Whilst we were all enjoying the Christmas break, the passing of the downsizer superannuation contribution (DSC) legislation occurred. So what is this additional form of contribution and what are the specific criteria that is required to be met?
What is it?
Effective 1 July 2018, a member will be able to contribute the proceeds of downsizing into superannuation. As stated by the ATO this measure is part of a package of reforms to reduce pressure on housing affordability in Australia. It applies to the sale of a members dwelling, which was the main residence and where the exchange of the contracts occurs on or after 1 July 2018. If the member is 65 years old or over, and satisfied the eligibility criteria, up to $300,000 per person can be contributed into superannuation from the sale proceeds of downsizing. Therefore, a married couple could contribute up to $600,000 into their superannuation interests. It is important to note that, the downsizer contribution is not counted towards the member’s contribution cap or is affected by the total superannuation balance test in the year that the member makes it.

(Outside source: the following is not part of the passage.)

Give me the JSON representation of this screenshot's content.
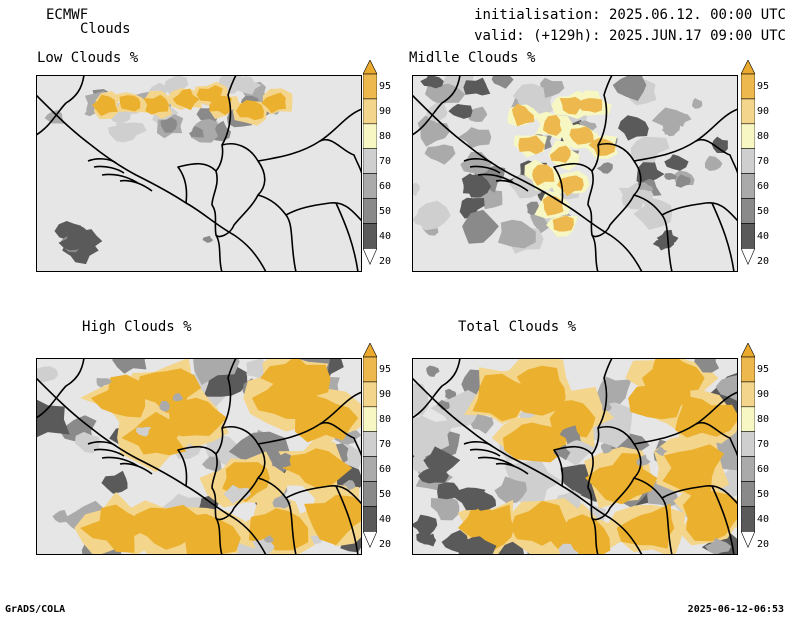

However, it does count towards the members Total Superannuation Balance and Transfer Balance Cap (currently $1.6 million). It will also affect the member’s eligibility for the age pension.
Tip: A member is only allowed to make a downsizer contribution in relation to the sale of one home only and not required to purchase another home as part of the eligibility requirements. Also, the contribution amount cannot be greater than the total proceeds of the sale of the dwelling.
What are the eligibility requirements?
The following conditions need to be satisfied by the member at the time of contribution:
- 65 years old or over. There is no maximum age limit nor is a work test required;
- The contribution amount is from the proceeds of sale of a qualified dwelling, where the contract of sale was exchanged on or after 1 July 2018;
- The dwelling was owned by the member and member’s spouse for 10 years or more prior to sale. Flexibility in circumstances are available under this rule;
- The proceeds (capital gain or loss) from the sale of the dwelling are either exempt or partially exempt from capital gains tax (CGT) under the main residence exemption, or would be entitled to such an exemption if the dwelling was a CGT rather than a pre-CGT (acquired before 20 September 1985) asset.
- The super fund that is to receive the contribution, has received the relevant downsizer contribution form before or at the time of contribution;
- The downsizer contribution is made within 90 days of receiving the proceeds of sale (i.e. from date of settlement) or such longer time as the Commissioner allows;
- Member has not previously made a downsizer contribution to his/her super fund from the sale of another dwelling.
If you are considering using this new option to boost your superannuation balance you should first seek financial advice regarding the following.
- How the contribution will affect any government aged pensions or concessions you are currently receiving.
- The benefits of making the contribution to super vs keeping the money outside of super
- Ensure your superannuation fund will accept such contribution and if you operate a Self Managed Fund that your trust deed allows your fund to accept such contributions.